El Potro del Mantelete aún fruncía el ceño, como cada vez que se ponía a considerar algo. Del mismo modo, con el ceño fruncido y considerando muy por lo menudo la cuestión, había entrado un día en casa para encontrar a su hermano paralítico en la silla de ruedas, con los pantalones por las rodillas y su cuñada -la mujer del Potro- sentada encima entre elocuentes jadeos. Sin apresurarse ni levantar la voz, asintiendo dulcemente con la cabeza mientras el hermano aseguraba que aquello era un malentendido y que podía explicarlo todo, el Potro del Mantelete se había situado detrás de la silla de ruedas, llevándola casi con ternura hasta el rellano para dejarla caer, junto a su propietario, escaleras abajo con el resultado de treinta y dos escalones haciendo cloc-clac, y una fractura de cráneo mortal de necesidad. La mujer salió librada con una paliza metódica, científica, consistente en dos ojos morados y un K.O. por gancho de izquierda del que se repuso a la media hora, justo a tiempo de hacer la maleta y desaparecer para siempre. Lo del hermano tuvo peor arreglo: enfrentado a una petición fiscal de treinta años, sólo la habilidad del abogado logró cambiar en el ánimo del juez la tesis del asesinato por la de homicidio accidental, con el resultado de absolución in dubio pro reo . Aquel abogado era don Ibrahim, cuyo diploma emitido en La Habana todavía consideraba auténtico el Colegio sevillano. Pero con título o sin él, lo cierto es que el antiguo torero y boxeador no olvidaría nunca el conmovedor alegato que ganó, palmo a palmo, su libertad. Ese hogar destruido, Señoría. Ese hermano infiel, el calor del asunto, el nivel intelectual de mi defendido, la ausencia de animus necandi , la silla de ruedas sin frenos. Desde entonces, el Potro del Mantelete profesaba a su benefactor una fidelidad ciega, heroica, indestructible; más abnegada si cabe tras la ignominiosa expulsión de don Ibrahim de la abogacía. Lealtad de lebrel silencioso y duro, dispuesto a todo por una orden o una caricia de su amo.
– Sigo viendo demasiados curas -insistió la Niña.
Las pulseras de plata tintineaban de nuevo al darle vueltas a la copa vacía. Don Ibrahim y el Potro se miraron, y el ex falso abogado pidió tres finos La Ina más y unas tapitas de caña de lomo para acompañar. Apenas el camarero puso el jerez frío sobre la mesa, ella liquidó su copa de un solo trago mientras los dos hombres apartaban la vista, haciendo como que no veían el gesto.
Vino amargo, que no da alegría,
aunque me emborrache
no puedo olvidar…
Cantó desgarrado y bajito la Niña Puñales, pasándose la lengua por los labios rojos de carmín, brillantes por la humedad del fino, y el Potro susurró ole sin mirarla, palmeando suave sobre el mármol de la mesa.
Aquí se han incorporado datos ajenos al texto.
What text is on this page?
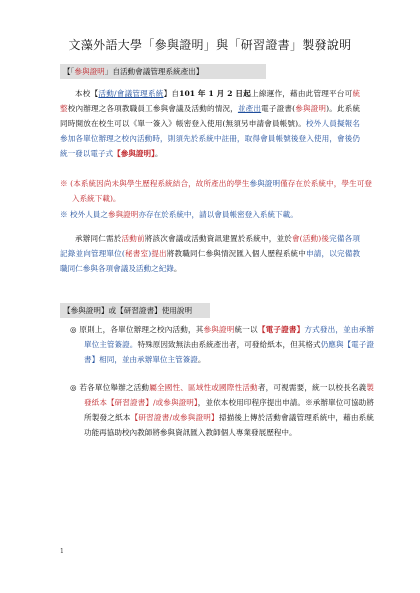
文藻外語大學「參與證明」與「研習證書」製發說明
【「參與證明」自活動會議管理系統產出】
本校【活動/會議管理系統】自101 年 1 月 2 日起上線運作，藉由此管理平台可統整校內辦理之各項教職員工參與會議及活動的情況，並產出電子證書(參與證明)。此系統同時開放在校生可以《單一簽入》帳密登入使用(無須另申請會員帳號)。校外人員擬報名參加各單位辦理之校內活動時，則須先於系統中註冊，取得會員帳號後登入使用，會後仍統一發以電子式【參與證明】。
※ (本系統因尚未與學生歷程系統結合，故所產出的學生參與證明僅存在於系統中，學生可登入系統下載)。
※ 校外人員之參與證明亦存在於系統中，請以會員帳密登入系統下載。
承辦同仁需於活動前將該次會議或活動資訊建置於系統中，並於會(活動)後完備各項記錄並向管理單位(秘書室)提出將教職同仁參與情況匯入個人歷程系統中申請，以完備教職同仁參與各項會議及活動之紀錄。
【參與證明】或【研習證書】使用說明
◎ 原則上，各單位辦理之校內活動，其參與證明統一以【電子證書】方式發出，並由承辦單位主管簽證。特殊原因致無法由系統產出者，可發給紙本，但其格式仍應與【電子證書】相同，並由承辦單位主管簽證。
◎ 若各單位舉辦之活動屬全國性、區域性或國際性活動者，可視需要，統一以校長名義製發紙本【研習證書】/或參與證明】，並依本校用印程序提出申請。※承辦單位可協助將所製發之紙本【研習證書/或參與證明】掃描後上傳於活動會議管理系統中，藉由系統功能再協助校內教師將參與資訊匯入教師個人專業發展歷程中。
1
La Niña Puñales tenía los ojos oscuros de copla, grandes, trágicos, que el exceso de maquillaje y lápiz negro hacía parecer enormes en un rostro que mostraba restos de una belleza cuajada, marchita bajo el caracolillo de pelo teñido y repeinado en la frente. Cuando se le iba la mano con el jerez o la manzanilla, solía contar que un hombre moreno de verde luna mató a otro por ella a navajazos, como en sus canciones; y buscaba en el bolso un recorte de periódico sin duda perdido mucho tiempo atrás. De haber ocurrido realmente, eso tuvo que ser cuando la Niña figuraba en los carteles del espectáculo con toda su casta de gitana guapa, bravía, joven promesa de la canción española. La sucesora, contaban, de doña Concha Piquer. Ahora, tres décadas después del fugaz momento de gloria, arrastraba su poca fortuna, su triste leyenda y sus canciones por mesas manchadas de vino y tablaos de mala muerte, como actuación de relleno para circuitos turísticos con cena y espectáculo incluidos, Sevilla de noche, sobre tarimas mugrientas que astillaba el taconeo cansado de sus zapatos de baile.